5 Spinning-Off Then Spun-Out
The reason the last few decades of comics are littered with status-quo shaking crossover events is because they provide a financial boon to their respective companies. Big events bring in new readers and boost sales upon their release.
However, what is less successful (but often tried) is the event spin-off. For example, following the classic Infinity Gauntlet storyline, Marvel released the less successful and largely forgettable Infinity Watch (although that might change depending on where the MCU goes). Infinity Watch is one of the better-known teams to spin out of major events, but even then, they hold none of the value of their original event.
4 Avengers #200 Assaulted Carol Danvers
Avengers #200 was a major event for the long-running series by Jim Shooter, Bob Layton, and David Michelinie, with George Pérez pulling double duty as the artist. What should be a landmark and well sought after issue à la Spider-Man #100, is shattered by one of Marvel’s most infamous faux pas in its entire history.
(Then Ms.
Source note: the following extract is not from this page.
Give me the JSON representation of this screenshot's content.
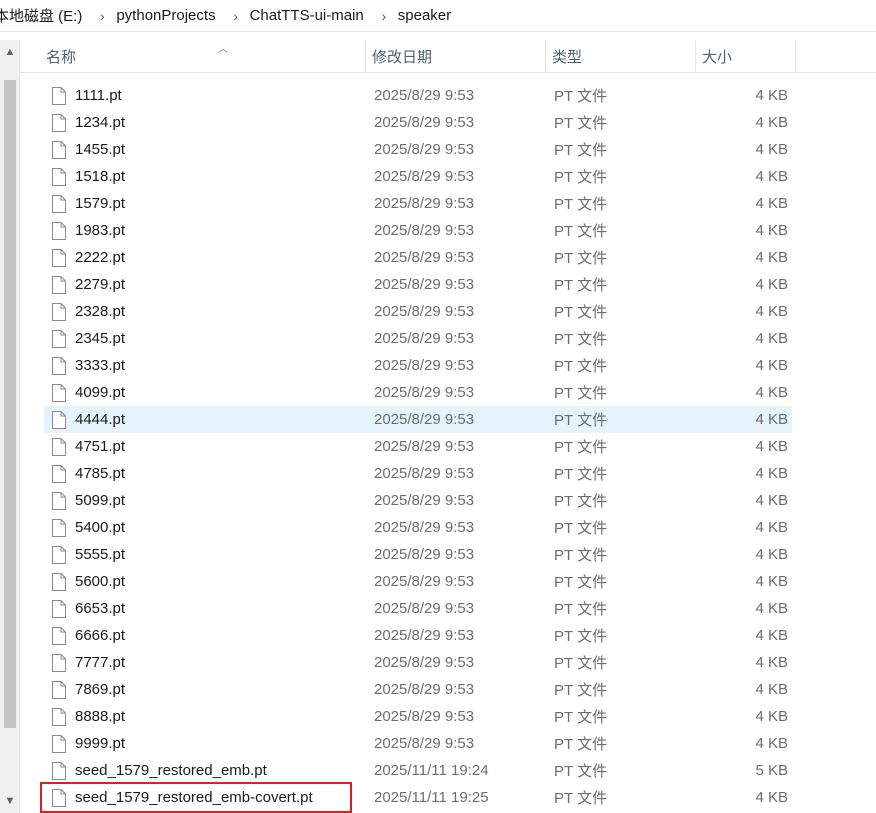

Marvel) Carol Danvers deals with a surprise pregnancy that’s revealed to be the machinations of an interdimensional predator, who effectively drugged and had non-consensual intercourse with the hero. The Avengers are uncharacteristically chill with this assault on their teammate and allow her to go off with the monster like it’s some kind of happy ending. Its horrendously misguided writing is represented in its bargain bin value.
3 Spider-Man #1 Sold Like Hostess Hot Cakes
One of the most impactful artists on Spider-Man is undoubtedly Todd “I’m Todd McFarlane and I created Spawn” McFarlane, who made the live-action intros to the HBO Spawn animated series. His unique rendering of Spidey’s classic webbing has remained integral to modern interpretations of the character. His personal Web Crawler series, simply known as Spider-Man (or more colloquially as Adjectiveless Spider-Man) was a knock-out success and a big collector’s item. However, because of its success, the first issue can always be found at conventions and comic shops.
2 Superman #75 Was Nation Wide News
While looked back on as a silly and desperate attempt to refresh an underperforming series, the original Death of Superman remains one of the most iconic stories for the Man of Steel. Between the epic country-spanning battle and the final full-page panels rendered by artistic legend Dan Jurgens, this tale has been burnt into the minds of every DC fan for the last two decades.
Superman’s death was nationwide news with much ado about the death of an American icon. Infamous black polybags adorned with bloody S-shields are a pop culture moment yet to be repeated in the industry. Similar to other popular titles before it, the long-term financial boon for collectors was poor.
1 X-Men #1 Is The Nintendo Wii Of Comic Books
X-Men #1 is cemented in history as Marvel’s biggest cash cow. This is due to the return of Chris Claremont – architect of the modern X-Men lore at the height of its popularity – and break-out artist Jim Lee. It also enjoyed the boon of being a brand new #1 during the height of the collector bubble.
As readers can guess, the fact it sold so well made it synonymous with the central flaw of comic collecting – at least when it’s done for financial benefit and savings. Classic Golden and Silver Age comics are rare due to a variety of external factors like wartime rationing and paranoid book burnings. However, in the modern age, no mass-marketed comic could ever come close to the massive value of those original classics.